Volume Based Curvature Calculations Show Effects of Stress Fields on Varying Lithologies
BLUMENTRITT, CHARLES, University of Houston, Houston, Texas
Structural geologists use curvature analysis to identify stress
fields acting in an area and the fracture orientations which result. Several articles in
the recent literature deal with such analysis on surfaces constructed from interpretation
of 3-D seismic data and the attendant problems caused by errors in picking and the effects
of scale dependence. We resolve some of these problems by computing various curvatures
directly from the uninterpreted seismic volume using a very small subvolume to minimize
the effects of small scale variations in data quality and a scale factor to adjust the
spatial frequency of the analysis. Once the curvatures are computed, they may be extracted
from the resultant volume along time slices or horizon slices, without the effects of the
picking process altering the basic calculation.
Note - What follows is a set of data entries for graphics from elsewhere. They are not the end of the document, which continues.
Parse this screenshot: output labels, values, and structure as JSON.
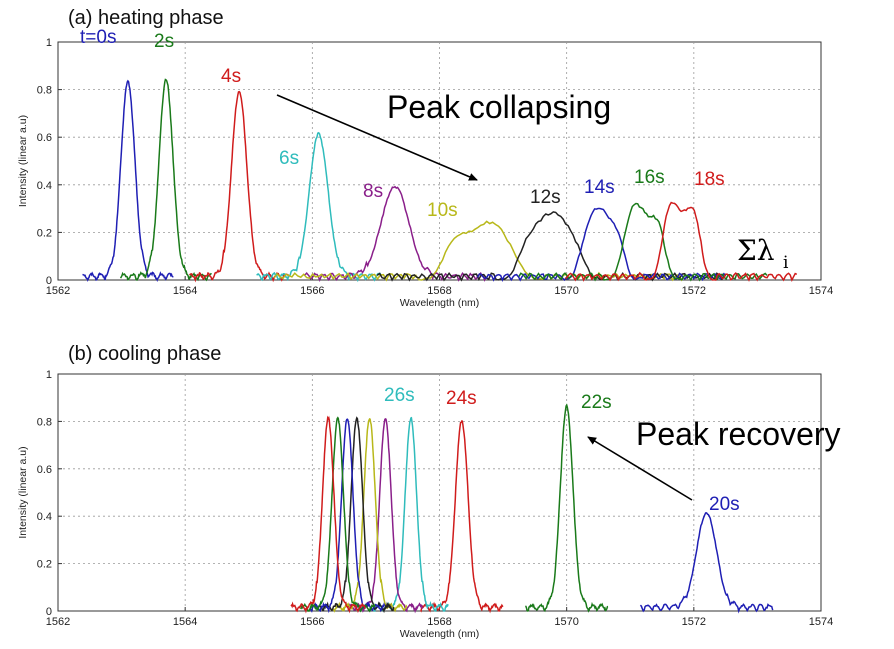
{
  "chart_data": [
    {
      "type": "line",
      "title": "(a) heating phase",
      "xlabel": "Wavelength (nm)",
      "ylabel": "Intensity (linear a.u)",
      "xlim": [
        1562,
        1574
      ],
      "ylim": [
        0,
        1
      ],
      "xticks": [
        "1562",
        "1564",
        "1566",
        "1568",
        "1570",
        "1572",
        "1574"
      ],
      "yticks": [
        "0",
        "0.2",
        "0.4",
        "0.6",
        "0.8",
        "1"
      ],
      "grid": true,
      "series": [
        {
          "name": "t=0s",
          "color": "#1f1fb4",
          "center": 1563.1,
          "peak": 0.83,
          "shape": "gauss",
          "width": 0.11
        },
        {
          "name": "2s",
          "color": "#1a7a1a",
          "center": 1563.7,
          "peak": 0.84,
          "shape": "gauss",
          "width": 0.11
        },
        {
          "name": "4s",
          "color": "#d01c1c",
          "center": 1564.85,
          "peak": 0.79,
          "shape": "gauss",
          "width": 0.12
        },
        {
          "name": "6s",
          "color": "#2fbcbc",
          "center": 1566.1,
          "peak": 0.61,
          "shape": "gauss",
          "width": 0.15
        },
        {
          "name": "8s",
          "color": "#8a1f8a",
          "center": 1567.3,
          "peak": 0.39,
          "shape": "gauss",
          "width": 0.22
        },
        {
          "name": "10s",
          "color": "#b8b81a",
          "center": 1568.65,
          "peak": 0.24,
          "shape": "flat",
          "width": 0.5
        },
        {
          "name": "12s",
          "color": "#222222",
          "center": 1569.75,
          "peak": 0.28,
          "shape": "flat",
          "width": 0.42
        },
        {
          "name": "14s",
          "color": "#1f1fb4",
          "center": 1570.55,
          "peak": 0.3,
          "shape": "flat",
          "width": 0.3
        },
        {
          "name": "16s",
          "color": "#1a7a1a",
          "center": 1571.2,
          "peak": 0.32,
          "shape": "flat",
          "width": 0.3
        },
        {
          "name": "18s",
          "color": "#d01c1c",
          "center": 1571.8,
          "peak": 0.34,
          "shape": "flat",
          "width": 0.28
        }
      ],
      "annotations": {
        "arrow_label": "Peak collapsing",
        "sum_symbol": "Σλ",
        "sum_subscript": "i"
      }
    },
    {
      "type": "line",
      "title": "(b) cooling phase",
      "xlabel": "Wavelength (nm)",
      "ylabel": "Intensity (linear a.u)",
      "xlim": [
        1562,
        1574
      ],
      "ylim": [
        0,
        1
      ],
      "xticks": [
        "1562",
        "1564",
        "1566",
        "1568",
        "1570",
        "1572",
        "1574"
      ],
      "yticks": [
        "0",
        "0.2",
        "0.4",
        "0.6",
        "0.8",
        "1"
      ],
      "grid": true,
      "series": [
        {
          "name": "20s",
          "color": "#1f1fb4",
          "center": 1572.2,
          "peak": 0.41,
          "shape": "gauss",
          "width": 0.16
        },
        {
          "name": "22s",
          "color": "#1a7a1a",
          "center": 1570.0,
          "peak": 0.86,
          "shape": "gauss",
          "width": 0.1
        },
        {
          "name": "24s",
          "color": "#d01c1c",
          "center": 1568.35,
          "peak": 0.8,
          "shape": "gauss",
          "width": 0.1
        },
        {
          "name": "26s",
          "color": "#2fbcbc",
          "center": 1567.55,
          "peak": 0.81,
          "shape": "gauss",
          "width": 0.09
        },
        {
          "name": "",
          "color": "#8a1f8a",
          "center": 1567.15,
          "peak": 0.81,
          "shape": "gauss",
          "width": 0.09
        },
        {
          "name": "",
          "color": "#b8b81a",
          "center": 1566.9,
          "peak": 0.81,
          "shape": "gauss",
          "width": 0.09
        },
        {
          "name": "",
          "color": "#222222",
          "center": 1566.7,
          "peak": 0.81,
          "shape": "gauss",
          "width": 0.09
        },
        {
          "name": "",
          "color": "#1f1fb4",
          "center": 1566.55,
          "peak": 0.81,
          "shape": "gauss",
          "width": 0.09
        },
        {
          "name": "",
          "color": "#1a7a1a",
          "center": 1566.4,
          "peak": 0.81,
          "shape": "gauss",
          "width": 0.09
        },
        {
          "name": "",
          "color": "#d01c1c",
          "center": 1566.25,
          "peak": 0.81,
          "shape": "gauss",
          "width": 0.09
        }
      ],
      "annotations": {
        "arrow_label": "Peak recovery"
      }
    }
  ]
}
We apply these techniques to a data set from the Central Basin Platform
of West Texas and compare horizon slices through the Devonian Thirtyone Formation
Carbonate to slices through the Devonian Woodford Shale to find that the shale is less
intensely deformed. We selected these formations as being relatively uniform in their
respective lithologies and nearly contemporaneous and therefore affected by the same
stress fields. We further compare the results to Permian age carbonates that have not been
subjected to the stress fields of the Early to Middle Paleozoic to identify Late Paleozoic
stress fields and remove their effects from the deeper section.